Das Licht verdunkelt sich. Der Anfang des nächsten Stücks von Piotr Peszat mit dem Titel “The Message”: Es wird zusammen und abwechselnd auf die Klaviertastatur geschlagen. Ein Video wird im Hintergrund eingeblendet, das einen Bohrer zeigt. Immer wieder wird der erste Satz von Selena Gomezs Song “Can´t keep my Hands to myself” abgespielt, als hätte die dazugehörige CD einen Kratzer. Das Einatmen einer Person wird in einer Dauerschleife wiederholt, was einem ein Schwindelgefühl verleiht. Das Video zeigt nun schwarze Finger, die sich spinnennartig bewegen. Der Raum erzittert wieder, während die Pianisten nun mit ihren Fingern über die Klaviatur streichen und ein Ton erklingt, der dem Signal einer Virusmeldung ähnelt. Das Geräusch eines Flugzeugmotors setzt ein, während die Pianisten die Bühne verlassen und ein etwas verwirrtes Publikum zurücklassen. Das Video zeigt nun wieder eine menschliche Hand, die sich jedoch langsam in die einer Puppe verwandelt. Leicht gegruselt, wird laut applaudiert.
Das letzte Stück mit dem Titel “Monologe” stammt von dem Komponisten Bernd Alois Zimmermann. Zu Beginn startet eine fließende Melodie, die die Neugier auf mehr erweckt. Beide Pianisten spielen unterschiedlich. Während der eine ein klassisches Stück spielt, spielt der andere Neue Musik, welches eine etwas komische Mischung ergibt. Das letzte Stück beinhaltet keinen Einsatz von Elektronik. Allein die Finger der Pianisten fliegen flink über die Tasten, während sie zwischendrin immer wieder mal stoppen.

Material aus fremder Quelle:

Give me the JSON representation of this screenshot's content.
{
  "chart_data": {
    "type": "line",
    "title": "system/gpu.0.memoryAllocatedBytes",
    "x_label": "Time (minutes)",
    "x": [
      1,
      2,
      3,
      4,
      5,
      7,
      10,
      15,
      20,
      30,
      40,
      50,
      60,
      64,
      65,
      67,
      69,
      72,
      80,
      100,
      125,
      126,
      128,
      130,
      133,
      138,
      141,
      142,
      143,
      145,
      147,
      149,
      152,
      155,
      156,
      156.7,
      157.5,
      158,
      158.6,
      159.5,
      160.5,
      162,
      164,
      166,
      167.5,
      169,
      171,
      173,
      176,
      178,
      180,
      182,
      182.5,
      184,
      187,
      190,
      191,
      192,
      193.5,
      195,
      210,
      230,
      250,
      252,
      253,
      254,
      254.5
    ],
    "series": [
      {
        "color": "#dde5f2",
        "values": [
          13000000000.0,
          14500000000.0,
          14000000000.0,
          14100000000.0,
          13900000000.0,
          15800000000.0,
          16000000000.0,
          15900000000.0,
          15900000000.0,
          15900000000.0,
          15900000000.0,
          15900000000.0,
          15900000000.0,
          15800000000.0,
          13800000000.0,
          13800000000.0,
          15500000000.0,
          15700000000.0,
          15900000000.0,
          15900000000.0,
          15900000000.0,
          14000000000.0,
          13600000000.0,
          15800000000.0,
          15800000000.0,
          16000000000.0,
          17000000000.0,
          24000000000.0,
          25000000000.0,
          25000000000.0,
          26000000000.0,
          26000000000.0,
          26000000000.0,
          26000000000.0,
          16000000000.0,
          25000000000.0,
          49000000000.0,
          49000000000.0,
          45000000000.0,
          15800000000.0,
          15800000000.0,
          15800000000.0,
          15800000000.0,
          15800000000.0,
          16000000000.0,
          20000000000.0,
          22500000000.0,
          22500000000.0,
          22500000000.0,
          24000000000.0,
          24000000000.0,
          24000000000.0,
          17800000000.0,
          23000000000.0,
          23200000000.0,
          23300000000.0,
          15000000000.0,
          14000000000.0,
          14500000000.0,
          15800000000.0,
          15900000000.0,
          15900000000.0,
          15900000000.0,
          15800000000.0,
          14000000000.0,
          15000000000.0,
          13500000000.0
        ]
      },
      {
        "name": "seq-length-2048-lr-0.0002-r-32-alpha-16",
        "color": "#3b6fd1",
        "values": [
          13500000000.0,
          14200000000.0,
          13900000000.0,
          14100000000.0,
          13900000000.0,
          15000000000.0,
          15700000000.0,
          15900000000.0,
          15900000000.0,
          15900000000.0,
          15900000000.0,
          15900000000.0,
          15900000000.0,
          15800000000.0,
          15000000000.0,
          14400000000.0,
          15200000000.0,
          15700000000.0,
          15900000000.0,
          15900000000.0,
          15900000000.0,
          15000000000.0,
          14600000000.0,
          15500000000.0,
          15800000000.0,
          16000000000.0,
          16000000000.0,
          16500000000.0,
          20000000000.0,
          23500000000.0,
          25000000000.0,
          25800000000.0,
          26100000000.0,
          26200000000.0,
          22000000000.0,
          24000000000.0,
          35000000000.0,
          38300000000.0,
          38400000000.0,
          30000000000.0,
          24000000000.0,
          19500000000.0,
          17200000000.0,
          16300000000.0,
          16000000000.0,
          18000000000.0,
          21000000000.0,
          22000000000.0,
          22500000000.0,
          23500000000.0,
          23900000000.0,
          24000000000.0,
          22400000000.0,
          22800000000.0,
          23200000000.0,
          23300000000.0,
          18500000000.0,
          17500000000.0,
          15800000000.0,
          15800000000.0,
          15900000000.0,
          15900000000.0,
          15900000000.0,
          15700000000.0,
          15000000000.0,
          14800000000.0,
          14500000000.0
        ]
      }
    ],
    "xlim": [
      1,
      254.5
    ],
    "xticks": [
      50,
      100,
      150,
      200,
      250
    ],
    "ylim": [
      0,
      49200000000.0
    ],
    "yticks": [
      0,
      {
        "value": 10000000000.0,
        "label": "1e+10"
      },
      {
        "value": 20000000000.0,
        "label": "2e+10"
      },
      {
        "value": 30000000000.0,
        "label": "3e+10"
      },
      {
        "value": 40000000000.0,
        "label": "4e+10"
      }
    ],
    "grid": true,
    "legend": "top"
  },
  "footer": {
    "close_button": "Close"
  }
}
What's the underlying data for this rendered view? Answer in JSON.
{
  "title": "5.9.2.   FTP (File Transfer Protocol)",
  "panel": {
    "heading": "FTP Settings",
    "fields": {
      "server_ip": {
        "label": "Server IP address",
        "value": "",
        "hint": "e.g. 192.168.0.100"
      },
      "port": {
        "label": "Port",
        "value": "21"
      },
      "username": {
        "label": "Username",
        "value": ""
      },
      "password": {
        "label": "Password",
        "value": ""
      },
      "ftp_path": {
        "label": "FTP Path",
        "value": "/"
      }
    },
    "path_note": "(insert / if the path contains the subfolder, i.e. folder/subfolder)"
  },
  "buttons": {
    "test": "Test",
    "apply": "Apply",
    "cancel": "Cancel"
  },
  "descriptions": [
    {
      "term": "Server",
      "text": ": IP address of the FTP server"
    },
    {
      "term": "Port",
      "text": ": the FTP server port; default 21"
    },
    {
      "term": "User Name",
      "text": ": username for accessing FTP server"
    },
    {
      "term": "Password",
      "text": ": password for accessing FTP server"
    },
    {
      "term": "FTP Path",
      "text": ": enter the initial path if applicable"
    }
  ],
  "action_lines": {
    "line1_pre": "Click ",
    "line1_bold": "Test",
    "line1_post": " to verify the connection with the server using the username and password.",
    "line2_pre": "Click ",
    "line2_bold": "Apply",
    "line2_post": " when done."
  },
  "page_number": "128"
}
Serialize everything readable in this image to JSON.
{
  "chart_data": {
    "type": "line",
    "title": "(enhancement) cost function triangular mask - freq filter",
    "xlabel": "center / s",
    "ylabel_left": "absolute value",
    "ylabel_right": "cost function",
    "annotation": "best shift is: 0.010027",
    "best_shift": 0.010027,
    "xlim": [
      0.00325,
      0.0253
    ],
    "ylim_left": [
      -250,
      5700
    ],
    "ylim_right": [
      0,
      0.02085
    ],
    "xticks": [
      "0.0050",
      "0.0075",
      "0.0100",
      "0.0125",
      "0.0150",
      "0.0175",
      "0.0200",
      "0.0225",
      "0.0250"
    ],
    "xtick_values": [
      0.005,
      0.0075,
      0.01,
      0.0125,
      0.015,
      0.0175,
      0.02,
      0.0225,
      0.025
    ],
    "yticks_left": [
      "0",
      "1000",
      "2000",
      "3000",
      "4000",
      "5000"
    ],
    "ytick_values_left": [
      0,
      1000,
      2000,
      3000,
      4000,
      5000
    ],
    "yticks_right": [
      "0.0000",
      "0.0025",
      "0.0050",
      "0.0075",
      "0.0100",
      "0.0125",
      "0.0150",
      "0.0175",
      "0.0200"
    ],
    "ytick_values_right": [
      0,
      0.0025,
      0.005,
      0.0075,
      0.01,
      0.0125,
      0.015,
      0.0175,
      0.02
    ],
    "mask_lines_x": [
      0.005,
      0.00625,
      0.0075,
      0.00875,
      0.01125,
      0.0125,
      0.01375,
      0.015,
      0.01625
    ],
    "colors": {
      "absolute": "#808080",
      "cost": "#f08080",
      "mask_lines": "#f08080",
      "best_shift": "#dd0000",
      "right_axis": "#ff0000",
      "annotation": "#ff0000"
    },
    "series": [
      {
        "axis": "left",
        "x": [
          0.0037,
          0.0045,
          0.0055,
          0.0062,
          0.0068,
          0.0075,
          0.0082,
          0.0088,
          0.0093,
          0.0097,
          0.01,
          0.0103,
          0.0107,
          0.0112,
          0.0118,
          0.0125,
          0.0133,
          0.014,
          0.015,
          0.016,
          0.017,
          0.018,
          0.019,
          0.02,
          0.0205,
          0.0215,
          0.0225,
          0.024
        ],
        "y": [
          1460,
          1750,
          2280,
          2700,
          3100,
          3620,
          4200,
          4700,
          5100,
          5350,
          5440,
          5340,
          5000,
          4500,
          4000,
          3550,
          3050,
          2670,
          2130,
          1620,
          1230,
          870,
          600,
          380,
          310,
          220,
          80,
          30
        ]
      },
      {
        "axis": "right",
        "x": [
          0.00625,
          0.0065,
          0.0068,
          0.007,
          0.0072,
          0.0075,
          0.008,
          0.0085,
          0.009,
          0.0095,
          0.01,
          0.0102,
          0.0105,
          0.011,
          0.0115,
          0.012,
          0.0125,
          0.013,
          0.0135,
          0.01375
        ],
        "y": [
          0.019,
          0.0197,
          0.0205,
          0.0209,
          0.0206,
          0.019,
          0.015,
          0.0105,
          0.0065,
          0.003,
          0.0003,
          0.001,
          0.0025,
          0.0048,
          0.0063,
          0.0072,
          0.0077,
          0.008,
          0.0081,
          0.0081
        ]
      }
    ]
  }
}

Alle Stücke hatten verschiedenste Wirkungen auf das Publikum. Mir gefiel das erste Stück besonders, vor allem die Idee mit dem Mikrofon an der Brust. Es hatte einen einzigartigen Effekt auf das gesamte Stück und hat mich neugierig gemacht, wie der weitere Verlauf sich steigern könnte. Auch die Zusammenarbeit der beiden Pianisten während des Stückes hat mich tief beeindruckt. Alleine durch Blickkontakt verständigen sie sich, und gleichzeitig nicht aus dem Rhythmus zu kommen, ist bestimmt nicht einfach.